結奈は白いYシャツに灰色のスカートを履いており、スカートの裾を織り込んでいるので、他よりも少しだけ短く見えた。最も、彼女達の通う高校では、ミニスカートレベルで裾を織っている生徒もいるぐらいなので、寧ろ結奈は真面目な方だった。
「白か」
「へ?」
仁は爪先で器用に結奈のスカートを上げた。するとそこから彼女の純白の下着がチラッと顔を出したのである。普段ならば殴るところだが、今日の彼女は一味違っていた。彼の機嫌を取って、何とか学校に行かせようと必死だったのだ。

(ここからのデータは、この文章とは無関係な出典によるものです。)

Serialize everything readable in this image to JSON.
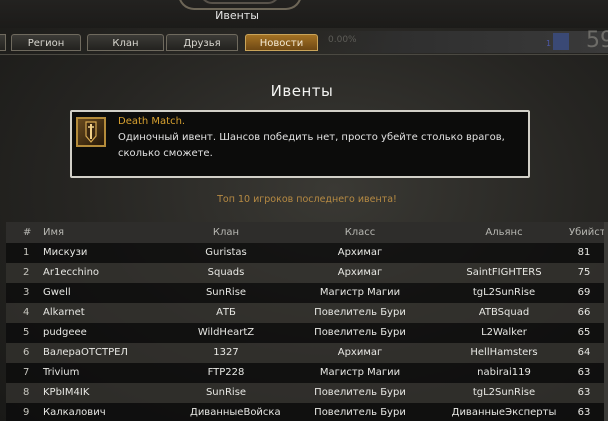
{
  "header": {
    "title": "Ивенты"
  },
  "tabs": [
    {
      "label": "Регион",
      "active": false
    },
    {
      "label": "Клан",
      "active": false
    },
    {
      "label": "Друзья",
      "active": false
    },
    {
      "label": "Новости",
      "active": true
    }
  ],
  "hud": {
    "percent": "0.00%",
    "level_small": "1",
    "level_large": "59"
  },
  "section_title": "Ивенты",
  "event": {
    "name": "Death Match.",
    "description": "Одиночный ивент. Шансов победить нет, просто убейте столько врагов, сколько сможете.",
    "icon": "sword-banner-icon"
  },
  "top_caption": "Топ 10 игроков последнего ивента!",
  "table": {
    "columns": [
      "#",
      "Имя",
      "Клан",
      "Класс",
      "Альянс",
      "Убийств"
    ],
    "rows": [
      {
        "rank": "1",
        "name": "Мискузи",
        "clan": "Guristas",
        "class": "Архимаг",
        "alliance": "",
        "kills": "81"
      },
      {
        "rank": "2",
        "name": "Ar1ecchino",
        "clan": "Squads",
        "class": "Архимаг",
        "alliance": "SaintFIGHTERS",
        "kills": "75"
      },
      {
        "rank": "3",
        "name": "Gwell",
        "clan": "SunRise",
        "class": "Магистр Магии",
        "alliance": "tgL2SunRise",
        "kills": "69"
      },
      {
        "rank": "4",
        "name": "Alkarnet",
        "clan": "АТБ",
        "class": "Повелитель Бури",
        "alliance": "ATBSquad",
        "kills": "66"
      },
      {
        "rank": "5",
        "name": "pudgeee",
        "clan": "WildHeartZ",
        "class": "Повелитель Бури",
        "alliance": "L2Walker",
        "kills": "65"
      },
      {
        "rank": "6",
        "name": "ВалераОТСТРЕЛ",
        "clan": "1327",
        "class": "Архимаг",
        "alliance": "HellHamsters",
        "kills": "64"
      },
      {
        "rank": "7",
        "name": "Trivium",
        "clan": "FTP228",
        "class": "Магистр Магии",
        "alliance": "nabirai119",
        "kills": "63"
      },
      {
        "rank": "8",
        "name": "KPbIM4IK",
        "clan": "SunRise",
        "class": "Повелитель Бури",
        "alliance": "tgL2SunRise",
        "kills": "63"
      },
      {
        "rank": "9",
        "name": "Калкалович",
        "clan": "ДиванныеВойска",
        "class": "Повелитель Бури",
        "alliance": "ДиванныеЭксперты",
        "kills": "63"
      }
    ]
  },
  "colors": {
    "accent": "#d8a12f",
    "active_tab": "#a47224",
    "caption": "#b68a43"
  }
}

「おほん。さあ、せっかく制服にも着替えているんだから、学校に行きましょう」
「言われなくても、そいつは俺が決めることだぜ。それに、どうしてお前は俺の部屋に勝手に入ってんだ?」
「そ、それは・・・・」
結奈は恥ずかしそうに俯いた。彼女のトレードマークである、ツインテールが垂れ下がった。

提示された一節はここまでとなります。